Explications de position sur la résolution A/73/L.8 relative au Rapport de la Cour pénale internationale
Les États-Unis ont réitéré leur opposition de principe à toute ingérence dans les affaires intérieures des États. Ils ont réitéré leurs vives préoccupations face à l’intention de la Procureure de la CPI de mener des enquêtes sur le comportement des militaires américains en Afghanistan. Nous respectons ceux qui ont décidé de se joindre à la CPI et nous les prions de respecter, à leur tour, notre choix de ne pas le faire, ont plaidé les États-Unis.
Le Soudan a dénoncé, une nouvelle fois, la « politisation de la CPI » qui a montré qu’elle est un outil de lutte politique contre les États africains. Il a dit préférer promouvoir la justice dans le cadre des institutions judicaires nationales, sans intervention étrangère.

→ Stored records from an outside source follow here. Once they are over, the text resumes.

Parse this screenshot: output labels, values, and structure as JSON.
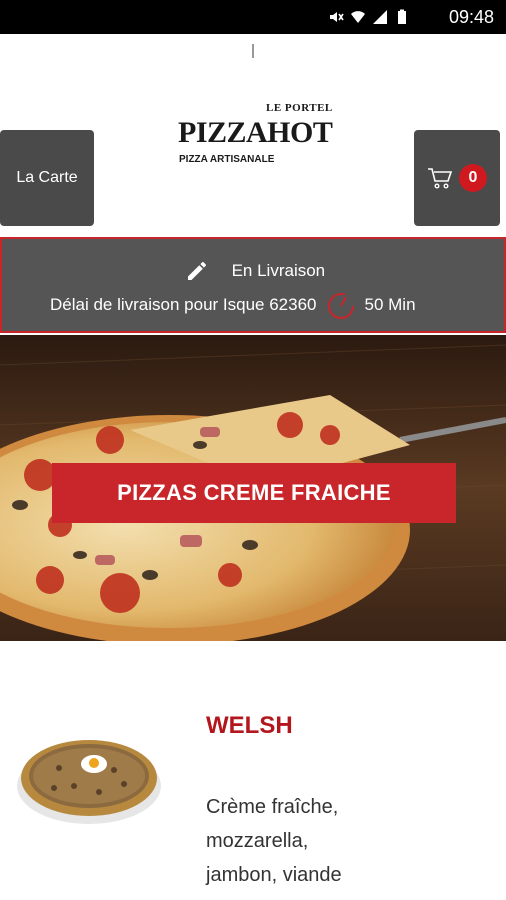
{
  "status_bar": {
    "time": "09:48"
  },
  "header": {
    "menu_button": "La Carte",
    "cart_count": "0",
    "logo": {
      "top": "LE PORTEL",
      "main": "PIZZAHOT",
      "sub": "PIZZA ARTISANALE"
    }
  },
  "delivery": {
    "mode": "En Livraison",
    "delay_label": "Délai de livraison pour Isque 62360",
    "delay_value": "50 Min"
  },
  "category": {
    "title": "PIZZAS CREME FRAICHE"
  },
  "product": {
    "name": "WELSH",
    "description_lines": [
      "Crème fraîche,",
      "mozzarella,",
      "jambon, viande"
    ]
  },
  "colors": {
    "accent": "#c8262b",
    "dark_button": "#4a4a4a",
    "banner_bar": "#555555"
  }
}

Il a aussi déploré l’idée de vouloir faire de l’Assemblée générale une nouvelle « assemblée des parties au Statut de Rome ». Il a insisté sur le fait qu’il n’est pas partie au Statut de Rome et qu’il n’y a pas de « lien organique « entre les Nations Unies et la CPI ». Nous ne pouvons donc que nous dissocier du consensus, a annoncé le Soudan.

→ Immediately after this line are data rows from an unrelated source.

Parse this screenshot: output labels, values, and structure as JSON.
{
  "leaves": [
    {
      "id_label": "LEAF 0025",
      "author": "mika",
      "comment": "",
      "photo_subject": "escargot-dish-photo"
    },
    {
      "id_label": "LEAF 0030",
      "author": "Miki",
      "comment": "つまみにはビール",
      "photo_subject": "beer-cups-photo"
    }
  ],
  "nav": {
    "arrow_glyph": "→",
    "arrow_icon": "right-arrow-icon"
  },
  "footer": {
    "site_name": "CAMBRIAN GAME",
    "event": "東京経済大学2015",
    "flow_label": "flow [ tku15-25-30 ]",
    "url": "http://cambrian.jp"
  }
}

La Syrie, qui a rappelé avoir appuyé la création de la CPI, a fermement dénoncé sa politisation. La Cour, a-t-elle estimé, est paralysée mais étrangement active quand il s’agit de s’en prendre aux nations les plus faibles. Même les amendements de Kampala, dont le crime d’agression, resteront lettre morte, a pronostiqué la Syrie, car il sera quasiment impossible de l’appliquer puisque la justice internationale est sous le joug des grandes puissances. La Syrie en a voulu pour preuve le fait que, malgré ses 20 années d’existence, la Cour n’a instruit que 26 affaires relevant de régions géographiques bien précises. Nous refusons cette « hypocrisie politique », a dit la Syrie, ajoutant qu’elle n’est pas la seule. Beaucoup d’entre nous refusent que la justice internationale devienne un moyen de s’ingérer dans les affaires intérieures des États ou serve d’instrument de punition manipulé par les plus forts contre les plus faibles. La Syrie a attiré l’attention sur les lettres qu’elle a adressées au Secrétaire général (A/72/106 et A/71/799) et a une nouvelle fois dénoncé les appels pour que le Conseil de sécurité saisisse la Cour de sa situation. Elle a conseillé à la CPI de s’occuper d’abord de l’obligation de rendre des comptes des États qui ont attisé la guerre sur son territoire, en finançant les groupes extrémistes et les jihadistes salafistes qui tuent des milliers de Syriens innocents. Que la Cour juge d’abord les combattants terroristes étrangers et les gouvernements de la prétendue « Coalition contre Daech » pour le crime d’agression qu’ils commettent contre le peuple syrien, a lancé la Syrie.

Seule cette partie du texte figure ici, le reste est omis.